Death, Dying and Social work under COVID-19

Dr Denise Turner, Senior Lecturer in Social Work, examines some of the pressures now put on social workers as people around the world lose loved ones to coronavirus.

Date: 06 April 2020

The Prime Minister’s stark warning only a few short weeks ago, that ‘many more people will lose loved ones to coronavirus,’ signalled an increase in fatalities that is now a grim daily reality and personal nightmare for many.  Whilst media reporting and public support has understandably focussed on the work of NHS staff, social workers nationally are under pressure as they grapple with people who have experienced the sudden, unexpected death of someone close to them. These daily struggles are set within an already stretched Health and Social Care sector, where the average retention rate for social workers prior to the COVID-19 outbreak was the lowest in the public sector (ONS, 2019).  

Deaths from coronavirus are also set within a national context where dying and bereavement remain largely sequestered from public discourse. A major national survey, carried out by YouGov in 2018 on behalf of the Co-op, found that 18 million people in the UK are very uncomfortable talking about death, whilst 5 million would not talk about their own deaths. 

Amongst the recommendations of this research were the need for more opportunities for talking about death, increased education on death and training, and greater support following bereavement. A parallel study, undertaken by the Royal College of Physicians in 2018, titled ‘Talking about Dying’, also showed that many medical staff struggle to have honest conversations about death and dying.

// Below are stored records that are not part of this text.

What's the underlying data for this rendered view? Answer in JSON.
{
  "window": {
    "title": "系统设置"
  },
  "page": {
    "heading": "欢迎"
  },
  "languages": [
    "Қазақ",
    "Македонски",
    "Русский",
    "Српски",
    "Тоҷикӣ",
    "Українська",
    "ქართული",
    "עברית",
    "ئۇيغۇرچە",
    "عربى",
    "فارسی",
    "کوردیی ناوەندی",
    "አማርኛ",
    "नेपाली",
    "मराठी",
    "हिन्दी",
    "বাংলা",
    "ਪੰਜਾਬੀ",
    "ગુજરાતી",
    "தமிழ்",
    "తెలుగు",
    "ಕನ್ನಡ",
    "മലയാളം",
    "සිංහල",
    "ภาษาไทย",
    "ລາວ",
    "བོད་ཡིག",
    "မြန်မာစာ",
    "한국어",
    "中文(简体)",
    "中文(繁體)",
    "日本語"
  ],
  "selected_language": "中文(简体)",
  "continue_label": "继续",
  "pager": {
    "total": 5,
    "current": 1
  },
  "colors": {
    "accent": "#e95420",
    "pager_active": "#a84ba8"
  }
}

Amidst this public and professional context, a collaborative study carried out by the Social Work department at London Metropolitan University and the University of Chichester, during 2019, investigated bereavement support and training for social work students and those in their first year of practice. Findings from the study further demonstrate a lack of training on death and bereavement within initial social work education and continuing professional development, leaving a pervasive gap in the knowledge available to social workers. Participants in the study also reported an extensive deficit in bereavement support, leading to a social work student who experienced the death of a service user being told simply: You have to be more resilient about death.’

Funerals and mourning customs

Additionally, the study found a similar deficit in culturally specific bereavement training, for example, funeral and other mourning customs which are crucial for aiding the bereavement process. This is highly significant during the current outbreak of COVID-19, where the restriction on numbers of mourners at funerals has led to an increase in live streaming, with restricted access to the body, and an absence of the physical proximity and comfort often associated with mourning. 

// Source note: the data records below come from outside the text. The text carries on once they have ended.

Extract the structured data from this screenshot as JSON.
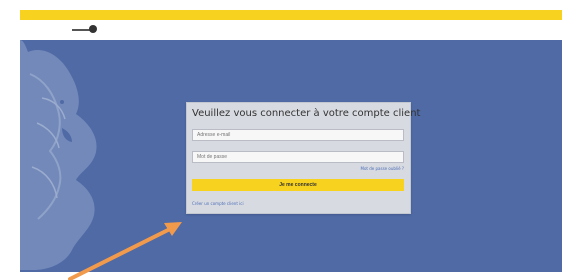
{
  "header": {
    "title": ""
  },
  "login": {
    "title": "Veuillez vous connecter à votre compte client",
    "email_placeholder": "Adresse e-mail",
    "password_placeholder": "Mot de passe",
    "forgot_link": "Mot de passe oublié ?",
    "submit_label": "Je me connecte",
    "create_account_link": "Créer un compte client ici"
  },
  "colors": {
    "accent": "#f7d21e",
    "hero_background": "#4f6aa5",
    "annotation_arrow": "#f29a4b"
  },
  "icons": {
    "brand": "toggle-icon",
    "decoration": "lion-icon",
    "annotation": "arrow-icon"
  }
}
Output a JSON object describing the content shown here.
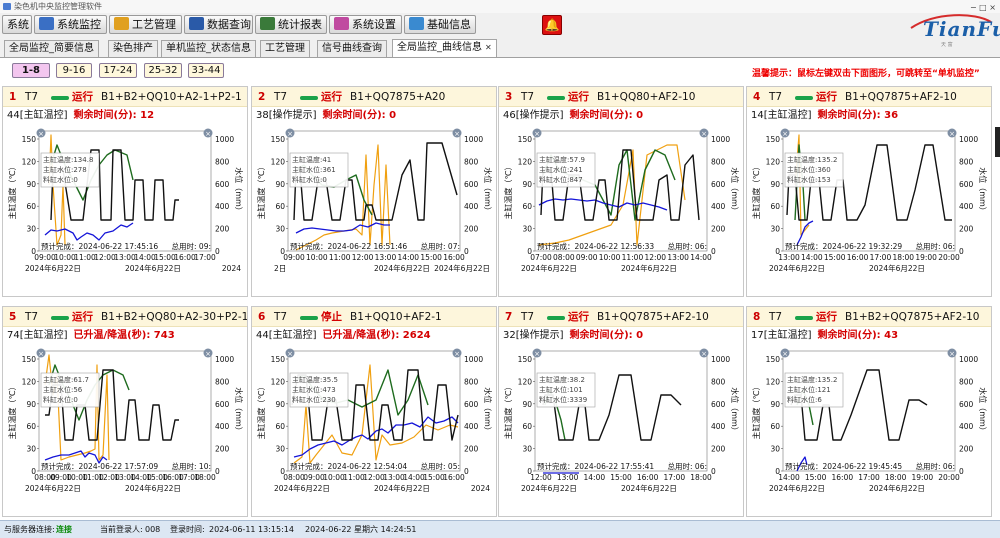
{
  "window": {
    "title": "染色机中央监控管理软件",
    "controls": "− □ ×"
  },
  "menu": [
    {
      "label": "系统",
      "icon": "none"
    },
    {
      "label": "系统监控",
      "icon": "monitor-icon",
      "color": "#3a6fc4"
    },
    {
      "label": "工艺管理",
      "icon": "gear-icon",
      "color": "#e0a020"
    },
    {
      "label": "数据查询",
      "icon": "data-icon",
      "color": "#2a5aa8"
    },
    {
      "label": "统计报表",
      "icon": "report-icon",
      "color": "#3a7a3a"
    },
    {
      "label": "系统设置",
      "icon": "settings-icon",
      "color": "#c04aa0"
    },
    {
      "label": "基础信息",
      "icon": "globe-icon",
      "color": "#3a8ad0"
    }
  ],
  "alarm_icon": "bell-icon",
  "logo": {
    "text": "TianFu",
    "sub": "天  富"
  },
  "tabs": [
    {
      "label": "全局监控_简要信息",
      "active": false
    },
    {
      "label": "染色排产",
      "active": false
    },
    {
      "label": "单机监控_状态信息",
      "active": false
    },
    {
      "label": "工艺管理",
      "active": false
    },
    {
      "label": "信号曲线查询",
      "active": false
    },
    {
      "label": "全局监控_曲线信息",
      "active": true,
      "close": "✕"
    }
  ],
  "pages": [
    "1-8",
    "9-16",
    "17-24",
    "25-32",
    "33-44"
  ],
  "tip": "温馨提示：鼠标左键双击下面图形，可跳转至“单机监控”",
  "chart_labels": {
    "ylabel_left": "主缸温度（℃）",
    "ylabel_right": "水位（mm）",
    "yticks_left": [
      "150",
      "120",
      "90",
      "60",
      "30",
      "0"
    ],
    "yticks_right": [
      "1000",
      "800",
      "600",
      "400",
      "200",
      "0"
    ]
  },
  "panels": [
    {
      "num": "1",
      "machine": "T7",
      "status": "运行",
      "process": "B1+B2+QQ10+A2-1+P2-1",
      "mode": "44[主缸温控]",
      "desc": "剩余时间(分): 12",
      "tooltip": [
        "主缸温度:134.8",
        "主缸水位:278",
        "料缸水位:0"
      ],
      "xticks": [
        "09:00",
        "10:00",
        "11:00",
        "12:00",
        "13:00",
        "14:00",
        "15:00",
        "16:00",
        "17:00"
      ],
      "est": "预计完成：2024-06-22 17:45:16",
      "total": "总用时: 09:",
      "date": "2024年6月22日",
      "date2": "2024年6月22日",
      "tail": "2024"
    },
    {
      "num": "2",
      "machine": "T7",
      "status": "运行",
      "process": "B1+QQ7875+A20",
      "mode": "38[操作提示]",
      "desc": "剩余时间(分): 0",
      "tooltip": [
        "主缸温度:41",
        "主缸水位:361",
        "料缸水位:0"
      ],
      "xticks": [
        "09:00",
        "10:00",
        "11:00",
        "12:00",
        "13:00",
        "14:00",
        "15:00",
        "16:00"
      ],
      "est": "预计完成：2024-06-22 16:51:46",
      "total": "总用时: 07:",
      "date": "2日",
      "date2": "2024年6月22日",
      "tail": "2024年6月22日"
    },
    {
      "num": "3",
      "machine": "T7",
      "status": "运行",
      "process": "B1+QQ80+AF2-10",
      "mode": "46[操作提示]",
      "desc": "剩余时间(分): 0",
      "tooltip": [
        "主缸温度:57.9",
        "主缸水位:241",
        "料缸水位:847"
      ],
      "xticks": [
        "07:00",
        "08:00",
        "09:00",
        "10:00",
        "11:00",
        "12:00",
        "13:00",
        "14:00"
      ],
      "est": "预计完成：2024-06-22 12:56:33",
      "total": "总用时: 06:",
      "date": "2024年6月22日",
      "date2": "2024年6月22日",
      "tail": ""
    },
    {
      "num": "4",
      "machine": "T7",
      "status": "运行",
      "process": "B1+QQ7875+AF2-10",
      "mode": "14[主缸温控]",
      "desc": "剩余时间(分): 36",
      "tooltip": [
        "主缸温度:135.2",
        "主缸水位:360",
        "料缸水位:153"
      ],
      "xticks": [
        "13:00",
        "14:00",
        "15:00",
        "16:00",
        "17:00",
        "18:00",
        "19:00",
        "20:00"
      ],
      "est": "预计完成：2024-06-22 19:32:29",
      "total": "总用时: 06:",
      "date": "2024年6月22日",
      "date2": "2024年6月22日",
      "tail": ""
    },
    {
      "num": "5",
      "machine": "T7",
      "status": "运行",
      "process": "B1+B2+QQ80+A2-30+P2-1",
      "mode": "74[主缸温控]",
      "desc": "已升温/降温(秒): 743",
      "tooltip": [
        "主缸温度:61.7",
        "主缸水位:56",
        "料缸水位:0"
      ],
      "xticks": [
        "08:00",
        "09:00",
        "10:00",
        "11:00",
        "12:00",
        "13:00",
        "14:00",
        "15:00",
        "16:00",
        "17:00",
        "18:00"
      ],
      "est": "预计完成：2024-06-22 17:57:09",
      "total": "总用时: 10:",
      "date": "2024年6月22日",
      "date2": "2024年6月22日",
      "tail": ""
    },
    {
      "num": "6",
      "machine": "T7",
      "status": "停止",
      "process": "B1+QQ10+AF2-1",
      "mode": "44[主缸温控]",
      "desc": "已升温/降温(秒): 2624",
      "tooltip": [
        "主缸温度:35.5",
        "主缸水位:473",
        "料缸水位:230"
      ],
      "xticks": [
        "08:00",
        "09:00",
        "10:00",
        "11:00",
        "12:00",
        "13:00",
        "14:00",
        "15:00",
        "16:00"
      ],
      "est": "预计完成：2024-06-22 12:54:04",
      "total": "总用时: 05:",
      "date": "2024年6月22日",
      "date2": "2024年6月22日",
      "tail": "2024"
    },
    {
      "num": "7",
      "machine": "T7",
      "status": "运行",
      "process": "B1+QQ7875+AF2-10",
      "mode": "32[操作提示]",
      "desc": "剩余时间(分): 0",
      "tooltip": [
        "主缸温度:38.2",
        "主缸水位:101",
        "料缸水位:3339"
      ],
      "xticks": [
        "12:00",
        "13:00",
        "14:00",
        "15:00",
        "16:00",
        "17:00",
        "18:00"
      ],
      "est": "预计完成：2024-06-22 17:55:41",
      "total": "总用时: 06:",
      "date": "2024年6月22日",
      "date2": "2024年6月22日",
      "tail": ""
    },
    {
      "num": "8",
      "machine": "T7",
      "status": "运行",
      "process": "B1+B2+QQ7875+AF2-10",
      "mode": "17[主缸温控]",
      "desc": "剩余时间(分): 43",
      "tooltip": [
        "主缸温度:135.2",
        "主缸水位:121",
        "料缸水位:6"
      ],
      "xticks": [
        "14:00",
        "15:00",
        "16:00",
        "17:00",
        "18:00",
        "19:00",
        "20:00"
      ],
      "est": "预计完成：2024-06-22 19:45:45",
      "total": "总用时: 06:",
      "date": "2024年6月22日",
      "date2": "2024年6月22日",
      "tail": ""
    }
  ],
  "series_colors": {
    "setpoint": "#111111",
    "temperature": "#1e6b1e",
    "main_level": "#1414d8",
    "tank_level": "#f0a010",
    "marker": "#2222aa"
  },
  "statusbar": {
    "server_label": "与服务器连接:",
    "server_value": "连接",
    "login_label": "当前登录人:",
    "login_value": "008",
    "login_time_label": "登录时间:",
    "login_time_value": "2024-06-11  13:15:14",
    "now": "2024-06-22  星期六  14:24:51"
  }
}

In these circumstances, traditional bereavement rituals such as the Muslim practice of washing the body may be impossible, creating potentially major repercussions for those experiencing a difficult and unexpected death.  Bereaved people in these circumstances will often turn to social workers who may lack both the expertise and the professional support to offer effective assistance.  

At a time when death and dying are confronting everyone through the news media and personal or professional experience, findings from this 2019 study and other major national research indicate a critical need for education and training to equip social workers, members of the public and other practitioners, with the language, knowledge and resilience needed to manage both the immediate and longer-term outcomes of death, dying and bereavement.